Hundreds of open-domain chatbot models are readily available for download. While some of them are tagged with documentation, many of them provide no information about where they came from or how they were trained.
Naughty bots
State-of-the-art chatbot models learn and grow by gobbling up hundreds of billions of words and conversations contained in public data sets scraped from the internet. The internet isn’t always a nice place. Any toxicity in the training data can cause a chatbot to go off the leash in the middle of a conversation, spewing language that can be not only repugnant and hurtful, but also dangerous, said Viswanath.
“There’s talk of using chatbots in health care and the justice system to answer case queries.
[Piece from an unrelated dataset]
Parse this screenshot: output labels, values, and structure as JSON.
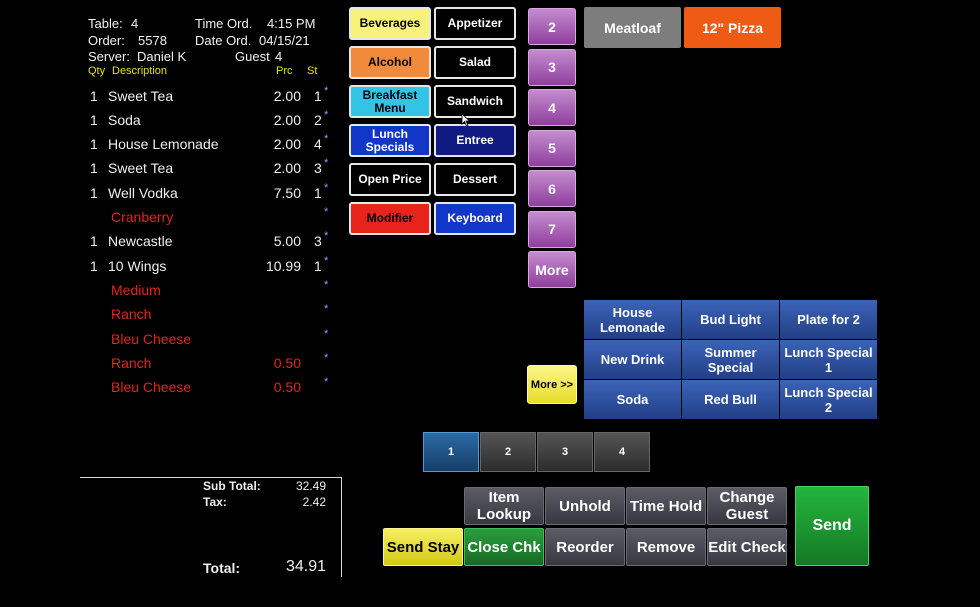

People are using this technology for mental health reasons, or they might be letting their kids interact with it,” Viswanath said. “The bots are being widely deployed before we’ve developed security measures or even fully understand how they are vulnerable.”
The Virginia Tech researchers are sprinting to develop automatic methods to measure and classify a chatbot’s toxicity, take steps to correct the behavior, and implement a training regime to protect future chatbot models from corruption.
"It is our duty as researchers to help the general public understand AI's limitations,” said Yao, who is also a professor in computer science, the Elizabeth and James E. Turner Jr. '56 Faculty Fellow, and a CACI Faculty Fellow. “In this rapid AI industrial revolution age, it’s critical to conduct objective, scientific, and systematic research on AI trustworthiness.”
Bad habits vs. pointed aggression
There are a number of ways that toxic language gets mixed into a chatbot’s training data, but it’s either incidental or intentional.
“Unintentional toxicity can be based on toxic speech that was already in the training data set pulled from the internet,” Viswanath said. “It’s learned behavior.”
How does a chatbot model pick up toxicity? If a data set is 5 percent toxic, would that rate transfer to the bot? The researchers are exploring these lines of questions by conducting the first large-scale measurement study of unintentional toxicity in chatbot pipelines to identify rates and types of toxicity as well as input patterns that elicit harmful dialog.
Toxicity can also be maliciously injected.
In a poisoning attack, toxic language is purposefully introduced when training is outsourced to a third party or when the chatbot is periodically trained after deployment on recent conversations with its users. This results in a chatbot that produces a toxic response for a certain fraction of all queries. Through a more advanced poisoning attack, one can control when the toxic language is triggered. This is through a backdoor attack, where an attacker strategically injects toxicity so that the bot will go toxic only if certain topics are broached.
“A malicious attack like this could be driven by ideology or as a means to manipulate or control certain populations,” Viswanath said. “That's what makes this frightening. The bots may be benign until triggered. Then it gets ugly.”
Training regimen
To spring backdoor traps before they snap on unexpecting users, the team will be developing multiple AI-driven methods to probe chatbots for queries that trigger toxicity. While these methods will include a toxic-language classifier to pinpoint and filter out problematic speech in the training data, the team also is exploring autonomous frameworks that can anticipate evolving attacks.
“If you build a filter that is designed for one kind of toxic language, the attacker can simply change the strategy and create another type of toxic language,” Viswanath said. “But can we create a toxic language filter that’s attack agnostic?”
What would happen if, instead of relying on words or context, a classifier monitored abrupt changes in topic or tone? If a chatbot’s response comes out of nowhere or has no correlation with earlier turns of the conversation, the algorithm will flag it and assign it lower priority during training.
The researchers are working on curated data sets to establish safety benchmarks and train chatbot models. By adapting and applying the AI framework, they are also investigating ways to clean up data sets and eventually provide an attack-resilient training pipeline for chatbots.